Oh, Mr. Beck. What a shame about him! Now she’d never see Mr. Beck again.
He was Swiss, according to one of the other Foreign Office wives. All the hoteliers abroad were Swiss. Somehow the profession was bred into them, the woman didn’t understand how. Maybe it was something to do with neutrality. Or a tradition of mountain hospitality. To Hannah, though, the only thing Swiss about Mr. Beck was his surname. He had large, cool green eyes below straight black eyebrows, and long black eyelashes for good measure. His features were almost delicate, except for the strong jaw anchoring the bottom of his face. Like any good hotel manager, he was invisible, voiceless, except when you needed him.

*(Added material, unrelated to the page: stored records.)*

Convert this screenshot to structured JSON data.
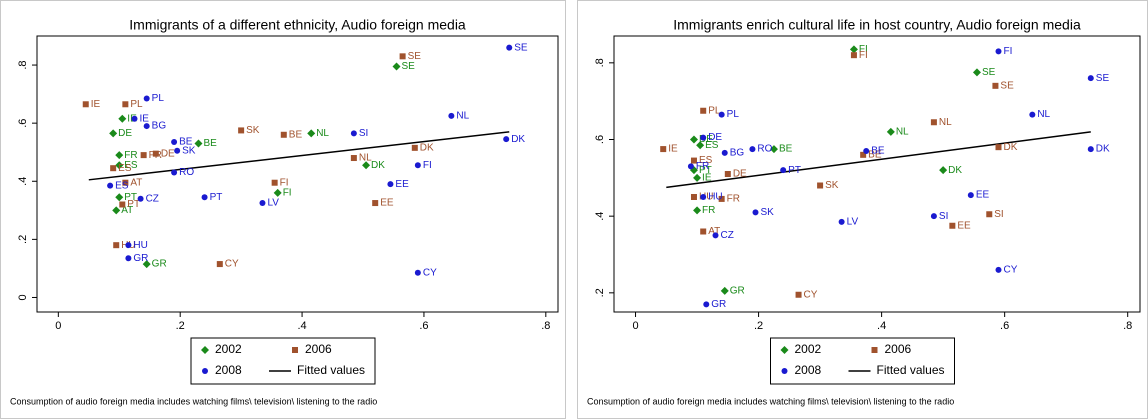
{
  "chart_data": [
    {
      "type": "scatter",
      "title": "Immigrants of a different ethnicity, Audio foreign media",
      "note": "Consumption of audio foreign media includes watching films\\ television\\ listening to the radio",
      "xlim": [
        -0.035,
        0.82
      ],
      "ylim": [
        -0.05,
        0.9
      ],
      "xticks": [
        0,
        {
          "value": 0.2,
          "label": ".2"
        },
        {
          "value": 0.4,
          "label": ".4"
        },
        {
          "value": 0.6,
          "label": ".6"
        },
        {
          "value": 0.8,
          "label": ".8"
        }
      ],
      "yticks": [
        0,
        {
          "value": 0.2,
          "label": ".2"
        },
        {
          "value": 0.4,
          "label": ".4"
        },
        {
          "value": 0.6,
          "label": ".6"
        },
        {
          "value": 0.8,
          "label": ".8"
        }
      ],
      "grid": false,
      "series": [
        {
          "name": "2002",
          "color": "#1a8a1a",
          "symbol": "diamond",
          "labels": [
            "SE",
            "IE",
            "DE",
            "BE",
            "NL",
            "FR",
            "ES",
            "DK",
            "FI",
            "PT",
            "AT",
            "GR"
          ],
          "x": [
            0.555,
            0.105,
            0.09,
            0.23,
            0.415,
            0.1,
            0.1,
            0.505,
            0.36,
            0.1,
            0.095,
            0.145
          ],
          "values": [
            0.795,
            0.615,
            0.565,
            0.53,
            0.565,
            0.49,
            0.455,
            0.455,
            0.36,
            0.345,
            0.3,
            0.115
          ]
        },
        {
          "name": "2006",
          "color": "#a0522d",
          "symbol": "square",
          "labels": [
            "IE",
            "PL",
            "SE",
            "SK",
            "BE",
            "DE",
            "FR",
            "NL",
            "DK",
            "ES",
            "AT",
            "FI",
            "PT",
            "EE",
            "HU",
            "CY"
          ],
          "x": [
            0.045,
            0.11,
            0.565,
            0.3,
            0.37,
            0.16,
            0.14,
            0.485,
            0.585,
            0.09,
            0.11,
            0.355,
            0.105,
            0.52,
            0.095,
            0.265
          ],
          "values": [
            0.665,
            0.665,
            0.83,
            0.575,
            0.56,
            0.495,
            0.49,
            0.48,
            0.515,
            0.445,
            0.395,
            0.395,
            0.32,
            0.325,
            0.18,
            0.115
          ]
        },
        {
          "name": "2008",
          "color": "#1a1ad0",
          "symbol": "circle",
          "labels": [
            "SE",
            "PL",
            "NL",
            "IE",
            "BG",
            "BE",
            "SK",
            "SI",
            "DK",
            "RO",
            "EE",
            "FI",
            "LV",
            "PT",
            "ES",
            "CZ",
            "HU",
            "GR",
            "CY"
          ],
          "x": [
            0.74,
            0.145,
            0.645,
            0.125,
            0.145,
            0.19,
            0.195,
            0.485,
            0.735,
            0.19,
            0.545,
            0.59,
            0.335,
            0.24,
            0.085,
            0.135,
            0.115,
            0.115,
            0.59
          ],
          "values": [
            0.86,
            0.685,
            0.625,
            0.615,
            0.59,
            0.535,
            0.505,
            0.565,
            0.545,
            0.43,
            0.39,
            0.455,
            0.325,
            0.345,
            0.385,
            0.34,
            0.18,
            0.135,
            0.085
          ]
        }
      ],
      "fit": {
        "name": "Fitted values",
        "color": "#000000",
        "x": [
          0.05,
          0.74
        ],
        "values": [
          0.405,
          0.57
        ]
      }
    },
    {
      "type": "scatter",
      "title": "Immigrants enrich cultural life in host country, Audio foreign media",
      "note": "Consumption of audio foreign media includes watching films\\ television\\ listening to the radio",
      "xlim": [
        -0.035,
        0.82
      ],
      "ylim": [
        0.15,
        0.87
      ],
      "xticks": [
        0,
        {
          "value": 0.2,
          "label": ".2"
        },
        {
          "value": 0.4,
          "label": ".4"
        },
        {
          "value": 0.6,
          "label": ".6"
        },
        {
          "value": 0.8,
          "label": ".8"
        }
      ],
      "yticks": [
        {
          "value": 0.2,
          "label": ".2"
        },
        {
          "value": 0.4,
          "label": ".4"
        },
        {
          "value": 0.6,
          "label": ".6"
        },
        {
          "value": 0.8,
          "label": ".8"
        }
      ],
      "grid": false,
      "series": [
        {
          "name": "2002",
          "color": "#1a8a1a",
          "symbol": "diamond",
          "labels": [
            "FI",
            "SE",
            "DE",
            "ES",
            "PT",
            "IE",
            "FR",
            "NL",
            "BE",
            "DK",
            "GR"
          ],
          "x": [
            0.355,
            0.555,
            0.095,
            0.105,
            0.095,
            0.1,
            0.1,
            0.415,
            0.225,
            0.5,
            0.145
          ],
          "values": [
            0.835,
            0.775,
            0.6,
            0.585,
            0.52,
            0.5,
            0.415,
            0.62,
            0.575,
            0.52,
            0.205
          ]
        },
        {
          "name": "2006",
          "color": "#a0522d",
          "symbol": "square",
          "labels": [
            "FI",
            "SE",
            "PL",
            "IE",
            "ES",
            "DE",
            "NL",
            "BE",
            "DK",
            "SK",
            "HU",
            "FR",
            "AT",
            "SI",
            "EE",
            "CY"
          ],
          "x": [
            0.355,
            0.585,
            0.11,
            0.045,
            0.095,
            0.15,
            0.485,
            0.37,
            0.59,
            0.3,
            0.095,
            0.14,
            0.11,
            0.575,
            0.515,
            0.265
          ],
          "values": [
            0.82,
            0.74,
            0.675,
            0.575,
            0.545,
            0.51,
            0.645,
            0.56,
            0.58,
            0.48,
            0.45,
            0.445,
            0.36,
            0.405,
            0.375,
            0.195
          ]
        },
        {
          "name": "2008",
          "color": "#1a1ad0",
          "symbol": "circle",
          "labels": [
            "FI",
            "SE",
            "NL",
            "PL",
            "DE",
            "BG",
            "RO",
            "BE",
            "PT",
            "FR",
            "HU",
            "SK",
            "LV",
            "CZ",
            "SI",
            "EE",
            "DK",
            "CY",
            "GR"
          ],
          "x": [
            0.59,
            0.74,
            0.645,
            0.14,
            0.11,
            0.145,
            0.19,
            0.375,
            0.24,
            0.09,
            0.11,
            0.195,
            0.335,
            0.13,
            0.485,
            0.545,
            0.74,
            0.59,
            0.115
          ],
          "values": [
            0.83,
            0.76,
            0.665,
            0.665,
            0.605,
            0.565,
            0.575,
            0.57,
            0.52,
            0.53,
            0.45,
            0.41,
            0.385,
            0.35,
            0.4,
            0.455,
            0.575,
            0.26,
            0.17
          ]
        }
      ],
      "fit": {
        "name": "Fitted values",
        "color": "#000000",
        "x": [
          0.05,
          0.74
        ],
        "values": [
          0.475,
          0.62
        ]
      }
    }
  ]
}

Then he appeared like a djinn.
Is there anything you require, Mrs. Ainsworth? he’d asked her, not five minutes ago, and stupidly she had said No, thank you and continued on her way.
Haughty, they called her. She’d overheard that once. Haughty bitch, that wife of Ainsie’s. You know how he found her. God knows where she came from. Who her people are. Damned lucky old Ainsie took a fancy to her.

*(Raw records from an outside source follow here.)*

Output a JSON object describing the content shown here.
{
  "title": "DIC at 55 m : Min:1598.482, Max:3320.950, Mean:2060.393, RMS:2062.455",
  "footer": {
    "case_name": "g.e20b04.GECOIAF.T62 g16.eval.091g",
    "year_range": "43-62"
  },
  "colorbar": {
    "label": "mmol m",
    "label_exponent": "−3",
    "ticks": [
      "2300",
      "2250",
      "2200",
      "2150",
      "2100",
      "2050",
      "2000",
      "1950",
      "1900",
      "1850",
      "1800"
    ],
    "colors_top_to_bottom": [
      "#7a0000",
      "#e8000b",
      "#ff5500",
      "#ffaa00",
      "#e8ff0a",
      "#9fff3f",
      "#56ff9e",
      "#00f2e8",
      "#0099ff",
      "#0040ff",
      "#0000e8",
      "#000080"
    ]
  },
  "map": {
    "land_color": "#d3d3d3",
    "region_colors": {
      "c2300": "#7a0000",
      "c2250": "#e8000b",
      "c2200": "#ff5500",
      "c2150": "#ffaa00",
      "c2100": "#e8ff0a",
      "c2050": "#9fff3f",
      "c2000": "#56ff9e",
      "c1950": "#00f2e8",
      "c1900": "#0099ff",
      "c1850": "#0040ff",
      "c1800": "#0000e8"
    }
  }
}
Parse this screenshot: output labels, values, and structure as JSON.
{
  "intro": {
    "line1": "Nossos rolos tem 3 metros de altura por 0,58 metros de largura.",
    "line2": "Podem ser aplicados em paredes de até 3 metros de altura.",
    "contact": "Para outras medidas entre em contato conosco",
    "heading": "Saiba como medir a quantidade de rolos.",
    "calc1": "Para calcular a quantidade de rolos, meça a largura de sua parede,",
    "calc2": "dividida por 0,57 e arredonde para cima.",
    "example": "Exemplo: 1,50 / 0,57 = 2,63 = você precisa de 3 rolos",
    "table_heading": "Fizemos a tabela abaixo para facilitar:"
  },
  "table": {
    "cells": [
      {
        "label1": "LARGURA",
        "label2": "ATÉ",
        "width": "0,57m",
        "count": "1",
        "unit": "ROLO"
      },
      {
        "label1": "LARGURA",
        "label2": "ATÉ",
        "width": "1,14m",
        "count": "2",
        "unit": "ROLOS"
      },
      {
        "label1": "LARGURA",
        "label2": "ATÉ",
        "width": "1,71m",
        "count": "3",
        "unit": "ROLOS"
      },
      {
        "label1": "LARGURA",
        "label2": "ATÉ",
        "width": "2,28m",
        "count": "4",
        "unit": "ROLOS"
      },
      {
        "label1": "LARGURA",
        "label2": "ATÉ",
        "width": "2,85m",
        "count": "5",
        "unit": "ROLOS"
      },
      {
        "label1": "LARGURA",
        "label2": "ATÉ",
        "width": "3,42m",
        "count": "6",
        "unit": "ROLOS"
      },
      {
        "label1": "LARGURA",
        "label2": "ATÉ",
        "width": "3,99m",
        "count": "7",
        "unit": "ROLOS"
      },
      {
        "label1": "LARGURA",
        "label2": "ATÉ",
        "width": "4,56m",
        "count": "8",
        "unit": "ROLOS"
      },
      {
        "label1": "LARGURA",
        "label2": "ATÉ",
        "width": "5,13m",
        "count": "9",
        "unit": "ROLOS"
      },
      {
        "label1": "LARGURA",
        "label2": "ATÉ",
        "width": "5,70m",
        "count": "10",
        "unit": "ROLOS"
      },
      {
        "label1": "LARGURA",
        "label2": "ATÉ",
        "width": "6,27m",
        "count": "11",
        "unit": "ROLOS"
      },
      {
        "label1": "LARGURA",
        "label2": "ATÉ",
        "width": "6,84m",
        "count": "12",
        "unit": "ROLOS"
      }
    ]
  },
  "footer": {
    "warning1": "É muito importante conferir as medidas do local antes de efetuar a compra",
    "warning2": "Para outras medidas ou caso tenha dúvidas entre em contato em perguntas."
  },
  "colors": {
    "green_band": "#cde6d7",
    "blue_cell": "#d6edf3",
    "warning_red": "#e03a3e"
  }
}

Oh, she’d overheard them, all right. As they intended. The English were so polite—they’d never say these things to her face.

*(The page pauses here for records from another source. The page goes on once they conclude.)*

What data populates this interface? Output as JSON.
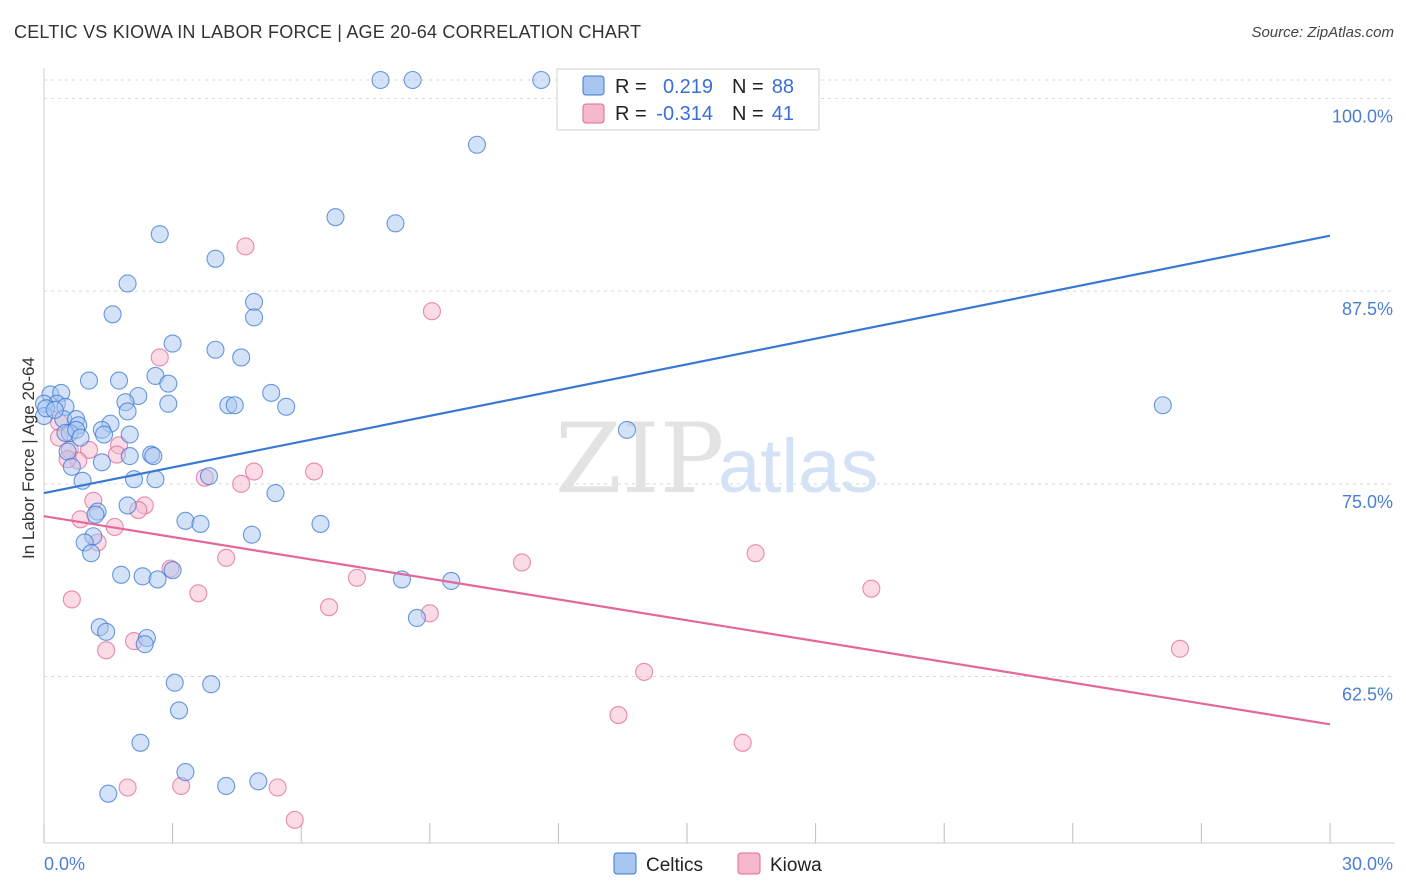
{
  "title": "CELTIC VS KIOWA IN LABOR FORCE | AGE 20-64 CORRELATION CHART",
  "source": "Source: ZipAtlas.com",
  "watermark": {
    "zip": "ZIP",
    "atlas": "atlas"
  },
  "colors": {
    "blue": "#3a78d4",
    "blue_fill": "#a9c6f0",
    "pink": "#e2679a",
    "pink_fill": "#f5b8cd",
    "axis_label": "#4a7fd4",
    "grid": "#d8d8d8"
  },
  "legend": {
    "rows": [
      {
        "r_label": "R =",
        "r_value": "0.219",
        "n_label": "N =",
        "n_value": "88"
      },
      {
        "r_label": "R =",
        "r_value": "-0.314",
        "n_label": "N =",
        "n_value": "41"
      }
    ]
  },
  "bottom_legend": [
    "Celtics",
    "Kiowa"
  ],
  "chart_data": {
    "type": "scatter",
    "title": "CELTIC VS KIOWA IN LABOR FORCE | AGE 20-64 CORRELATION CHART",
    "xlabel": "",
    "ylabel": "In Labor Force | Age 20-64",
    "xlim": [
      0.0,
      30.0
    ],
    "ylim": [
      51.7,
      101.2
    ],
    "x_tick_labels": [
      {
        "value": 0.0,
        "label": "0.0%"
      },
      {
        "value": 30.0,
        "label": "30.0%"
      }
    ],
    "y_tick_labels": [
      {
        "value": 100.0,
        "label": "100.0%"
      },
      {
        "value": 87.5,
        "label": "87.5%"
      },
      {
        "value": 75.0,
        "label": "75.0%"
      },
      {
        "value": 62.5,
        "label": "62.5%"
      }
    ],
    "series": [
      {
        "name": "Celtics",
        "r": 0.219,
        "n": 88,
        "trend": {
          "x": [
            0.0,
            30.0
          ],
          "y": [
            74.4,
            91.1
          ]
        },
        "points": [
          [
            7.85,
            101.2
          ],
          [
            8.6,
            101.2
          ],
          [
            11.6,
            101.2
          ],
          [
            10.1,
            97.0
          ],
          [
            6.8,
            92.3
          ],
          [
            8.2,
            91.9
          ],
          [
            2.7,
            91.2
          ],
          [
            4.0,
            89.6
          ],
          [
            1.95,
            88.0
          ],
          [
            4.9,
            86.8
          ],
          [
            1.6,
            86.0
          ],
          [
            4.9,
            85.8
          ],
          [
            3.0,
            84.1
          ],
          [
            4.0,
            83.7
          ],
          [
            4.6,
            83.2
          ],
          [
            2.6,
            82.0
          ],
          [
            1.05,
            81.7
          ],
          [
            1.75,
            81.7
          ],
          [
            2.9,
            81.5
          ],
          [
            0.15,
            80.8
          ],
          [
            0.4,
            80.9
          ],
          [
            2.2,
            80.7
          ],
          [
            5.3,
            80.9
          ],
          [
            1.9,
            80.3
          ],
          [
            2.9,
            80.2
          ],
          [
            4.3,
            80.1
          ],
          [
            4.45,
            80.1
          ],
          [
            5.65,
            80.0
          ],
          [
            26.1,
            80.1
          ],
          [
            0.3,
            80.2
          ],
          [
            0.5,
            80.0
          ],
          [
            1.95,
            79.7
          ],
          [
            0.0,
            80.2
          ],
          [
            0.0,
            79.4
          ],
          [
            0.45,
            79.2
          ],
          [
            0.75,
            79.2
          ],
          [
            0.8,
            78.8
          ],
          [
            1.55,
            78.9
          ],
          [
            1.35,
            78.5
          ],
          [
            0.6,
            78.3
          ],
          [
            0.5,
            78.3
          ],
          [
            0.75,
            78.5
          ],
          [
            0.85,
            78.0
          ],
          [
            1.4,
            78.2
          ],
          [
            2.0,
            78.2
          ],
          [
            13.6,
            78.5
          ],
          [
            0.55,
            77.1
          ],
          [
            2.0,
            76.8
          ],
          [
            2.5,
            76.9
          ],
          [
            2.55,
            76.8
          ],
          [
            1.35,
            76.4
          ],
          [
            0.65,
            76.1
          ],
          [
            0.9,
            75.2
          ],
          [
            2.1,
            75.3
          ],
          [
            2.6,
            75.3
          ],
          [
            3.85,
            75.5
          ],
          [
            5.4,
            74.4
          ],
          [
            1.95,
            73.6
          ],
          [
            1.25,
            73.2
          ],
          [
            1.2,
            73.0
          ],
          [
            3.3,
            72.6
          ],
          [
            3.65,
            72.4
          ],
          [
            6.45,
            72.4
          ],
          [
            4.85,
            71.7
          ],
          [
            1.15,
            71.6
          ],
          [
            0.95,
            71.2
          ],
          [
            1.1,
            70.5
          ],
          [
            3.0,
            69.4
          ],
          [
            1.8,
            69.1
          ],
          [
            2.3,
            69.0
          ],
          [
            2.65,
            68.8
          ],
          [
            8.35,
            68.8
          ],
          [
            9.5,
            68.7
          ],
          [
            8.7,
            66.3
          ],
          [
            1.3,
            65.7
          ],
          [
            1.45,
            65.4
          ],
          [
            2.4,
            65.0
          ],
          [
            2.35,
            64.6
          ],
          [
            3.05,
            62.1
          ],
          [
            3.9,
            62.0
          ],
          [
            3.15,
            60.3
          ],
          [
            2.25,
            58.2
          ],
          [
            3.3,
            56.3
          ],
          [
            5.0,
            55.7
          ],
          [
            1.5,
            54.9
          ],
          [
            4.25,
            55.4
          ],
          [
            0.05,
            79.9
          ],
          [
            0.25,
            79.8
          ]
        ]
      },
      {
        "name": "Kiowa",
        "r": -0.314,
        "n": 41,
        "trend": {
          "x": [
            0.0,
            30.0
          ],
          "y": [
            72.9,
            59.4
          ]
        },
        "points": [
          [
            4.7,
            90.4
          ],
          [
            9.05,
            86.2
          ],
          [
            2.7,
            83.2
          ],
          [
            0.35,
            79.0
          ],
          [
            0.35,
            78.0
          ],
          [
            0.6,
            77.2
          ],
          [
            1.75,
            77.5
          ],
          [
            1.05,
            77.2
          ],
          [
            1.7,
            76.9
          ],
          [
            0.8,
            76.5
          ],
          [
            0.55,
            76.6
          ],
          [
            4.9,
            75.8
          ],
          [
            6.3,
            75.8
          ],
          [
            3.75,
            75.4
          ],
          [
            4.6,
            75.0
          ],
          [
            1.15,
            73.9
          ],
          [
            2.35,
            73.6
          ],
          [
            2.2,
            73.3
          ],
          [
            0.85,
            72.7
          ],
          [
            1.65,
            72.2
          ],
          [
            1.25,
            71.2
          ],
          [
            4.25,
            70.2
          ],
          [
            11.15,
            69.9
          ],
          [
            16.6,
            70.5
          ],
          [
            2.95,
            69.5
          ],
          [
            7.3,
            68.9
          ],
          [
            19.3,
            68.2
          ],
          [
            3.6,
            67.9
          ],
          [
            0.65,
            67.5
          ],
          [
            6.65,
            67.0
          ],
          [
            9.0,
            66.6
          ],
          [
            1.45,
            64.2
          ],
          [
            2.1,
            64.8
          ],
          [
            26.5,
            64.3
          ],
          [
            14.0,
            62.8
          ],
          [
            13.4,
            60.0
          ],
          [
            16.3,
            58.2
          ],
          [
            1.95,
            55.3
          ],
          [
            3.2,
            55.4
          ],
          [
            5.45,
            55.3
          ],
          [
            5.85,
            53.2
          ]
        ]
      }
    ]
  }
}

No, thank you, she’d said to Mr. Beck, the hotel manager with the green eyes, and continued into the gardens, alone, a little drunk, but then she was always a little drunk by evening—that was the only way you got through the day without picking up one of those slim, elegant silver knives they laid out in the dining room and murdering somebody.
Or yourself.
Now this damn cobra.
In Egypt, the cobra was sometimes called an asp, which made you think of Cleopatra. According to legend, she had her servants smuggle an asp inside a basket to her private chambers, where she was confined by Caesar or somebody.
Hannah doubted this story. An Egyptian cobra was a large snake and would almost certainly object to being stuffed inside a basket—especially a basket small enough to smuggle into Cleopatra’s chambers without raising anyone’s suspicions. But Ptolemy said so; therefore, it must be true. Anyway, did it really matter how Cleopatra got the snake into her bedchamber? The point was, she died of snakebite. Unless the whole incident was a metaphor—the snake in the lady’s bedchamber administering the lethal dose of venom. You get the idea.
Hannah’s snake—cobra, asp, whatever you wanted to call it—was certainly real. Its tiny scales were speckled brown and its hood made a perfect arc. It lay along the railing so that when she’d sat down, a second ago, her face was only a yard away from the cobra’s face—close enough, anyway, so that in the light that spilled from the hotel windows behind her, every detail was sharp.
They say time slows down at the moment of danger, and Hannah would have agreed. She’d had all the time in the world to admire the snake’s beauty, the perfect hood, the infinite brown-speckled scales. All the time in the world to smell the jasmine, to hear the faint lilt of the orchestra that would sing her to sleep.
She noticed the exquisite pattern of mosaic tiles in the pavilion.
She imagined Alistair’s red face, pinched in horror—what a shock this would be, who on earth would pour his Scotch and soda the way he liked it. But this lasted only an instant. Another face replaced Alistair’s red, pinched one; then more faces, each one by itself yet all at once, hitting her in the gut so she couldn’t breathe.
Rage.
Grief.
All this commotion she hadn’t been able to feel in years. All this in the oil-drop eyes of the cobra that lunged for her neck. How stupid.
Hannah flung up her arm. The fangs sank into the back of her hand. As she fell, the world turned white, too bright to bear. The pair of arms that caught her was part of the dream.
Is there anything you require, Mrs. Ainsworth?
Yes, Mr. Beck. I require everything. I require you.